7 februari 2019
Het onderzoek werd gedaan door Martijn Schoonvelde (University College Dublin, Politicologie), Anna Brosius (UvA, Communicatiewetenschap), Gijs Schumacher (UvA, Politicologie) en Bert Bakker (UvA, Communicatiewetenschap).
Het blijkt dat politici die links zijn in hun culturele opvattingen – over onderwerpen als immigratie, EU, abortus en euthanasie – complexere taal gebruiken dan cultureel-rechtse politici. ‘Opvallend is dat we deze resultaten vonden in verschillende landen, voor verschillende speeches en bij verschillende soorten politici’, licht Schoonvelde toe. ‘Zo blijkt uit de scores dat de Britse cultureel-linkse Gordon Brown speeches met een hogere complexiteit gaf dan zijn opvolger de cultureel-conservatieve David Cameron. In Spanje zagen we hetzelfde: de taal van de cultureel-linkse minister-president José Zapatero is veel complexer dan die van zijn opvolger, de cultureel-rechtse Mariano Rajoy.
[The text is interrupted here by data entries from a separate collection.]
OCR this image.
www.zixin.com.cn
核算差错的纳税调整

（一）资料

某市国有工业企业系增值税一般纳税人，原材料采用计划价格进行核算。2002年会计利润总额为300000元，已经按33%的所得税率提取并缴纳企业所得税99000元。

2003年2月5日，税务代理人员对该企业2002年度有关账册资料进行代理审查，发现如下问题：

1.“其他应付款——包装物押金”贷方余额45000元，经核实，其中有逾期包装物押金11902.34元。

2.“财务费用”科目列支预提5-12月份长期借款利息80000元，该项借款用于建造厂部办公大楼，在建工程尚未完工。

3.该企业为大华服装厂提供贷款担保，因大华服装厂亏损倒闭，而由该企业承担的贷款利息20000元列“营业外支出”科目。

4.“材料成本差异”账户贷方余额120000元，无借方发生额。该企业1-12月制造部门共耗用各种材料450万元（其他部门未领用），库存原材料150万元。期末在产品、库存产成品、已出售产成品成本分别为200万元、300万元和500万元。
En als je landen met elkaar vergelijkt, zie je bijvoorbeeld dat de cultureel-linkse Duitse Joschka Fischer en Britse Nick Clegg veel hoger scoren in de complexiteit van hun taalgebruik dan de cultureel-rechtse Geert Wilders en de Zweedse Jimmie Åkesson.’
‘De Europese politiek moet je vanuit twee verschillende dimensies bekijken: een socioculturele conservatief-liberale dimensie en een economische links-rechts-dimensie’, vertelt Brosius ter verduidelijking van de gebruikte begrippen. ‘Bij het eerste gaat het om onderwerpen als Europese integratie, immigratie en het milieu, en daarbinnen onderscheiden we dus cultureel-links en cultureel-rechts.’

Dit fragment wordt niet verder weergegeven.